More relevant to my blog, check out this part of the article:
“The pioneering things that have happened in the region the last several years make it more attractive for young people who might have left to come back,” says [Lucas Piatt], at age 35 representative of the development’s target demographic. “Pittsburgh is an attractive urban environment now, and we are competing for young people who might look at Boston or New York to look here. Industries are coming back, jobs are coming back, and people are coming back. Our developments are for people who want the hustle and bustle, who like the excitement of living in a place like New York or Boston.”
While people “laughed at us” a few years ago for investing in downtown development, Piatt says, no one is chuckling now. Rather, Millcraft’s developments have waiting lists.
“After 20 years of people leaving the region,” he says with pride, “now they are coming back.”
Pittsburgh isn't just faring relatively well. It is booming. Over the last week, I've thought a lot about boomtowns coming out of the recession of the early 1990s when I was a young adult trying to find work. Two cities were rumored to have jobs-'o-plenty, Minneapolis and Seattle. I had luck in Minneapolis. I got a firsthand look at Seattle over a year later. The other hot destination floating around the nomad circuit was Austin. I didn't hear much about employment, but the scene was outstanding (think Portland, OR). What would be the analogous three today?
Seattle's clone is easy. Pittsburgh. Right now, Pittsburgh is booming like Seattle was.
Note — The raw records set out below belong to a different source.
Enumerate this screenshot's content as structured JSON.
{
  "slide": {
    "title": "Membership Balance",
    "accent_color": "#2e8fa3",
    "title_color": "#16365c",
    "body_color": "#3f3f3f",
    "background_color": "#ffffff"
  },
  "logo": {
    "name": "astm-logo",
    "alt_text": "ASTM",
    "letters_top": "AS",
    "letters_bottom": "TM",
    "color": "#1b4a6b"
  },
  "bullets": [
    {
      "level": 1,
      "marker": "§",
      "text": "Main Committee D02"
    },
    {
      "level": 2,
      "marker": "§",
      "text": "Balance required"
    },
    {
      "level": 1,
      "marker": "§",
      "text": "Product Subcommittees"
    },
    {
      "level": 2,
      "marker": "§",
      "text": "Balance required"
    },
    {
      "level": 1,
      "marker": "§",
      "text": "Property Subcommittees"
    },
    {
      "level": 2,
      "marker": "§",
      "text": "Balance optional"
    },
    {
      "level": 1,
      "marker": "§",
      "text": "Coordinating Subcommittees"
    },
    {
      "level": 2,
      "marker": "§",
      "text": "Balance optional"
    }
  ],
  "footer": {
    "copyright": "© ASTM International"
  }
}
More from that gusher in Global Trade:
In Pittsburgh, young graduates of top-rated local schools like Carnegie Mellon create video games for global markets, an export category rising fast toward the levels of historical export leaders like mining and metal products.
Oh, yeah! I'm drinking the Kool Aid today. And just to let Chris Briem know I'm still reading his Twitter feed:
A Disney spokesperson tells me that Jessica Hodgins now oversees the Disney lab in Cambridge. Based in Pittsburgh, she also oversees Disney labs there and in California. Jonathan Yedidia is the lone senior researcher still working at the Disney lab, though there are a trio of professors who work as consultants, along with a cadre of post-doctoral researchers and interns.
Not a coincidence that the US Disney labs are run from Pittsburgh. Did you hear about the animation studio cluster? Did you catch the trailer premier on the MTV awards show for that new Emma Watson flick? Pittsburgh is a hot commodity.
Now for the disappointment. I don't have a good analogy for Minneapolis and Austin. Any suggestions?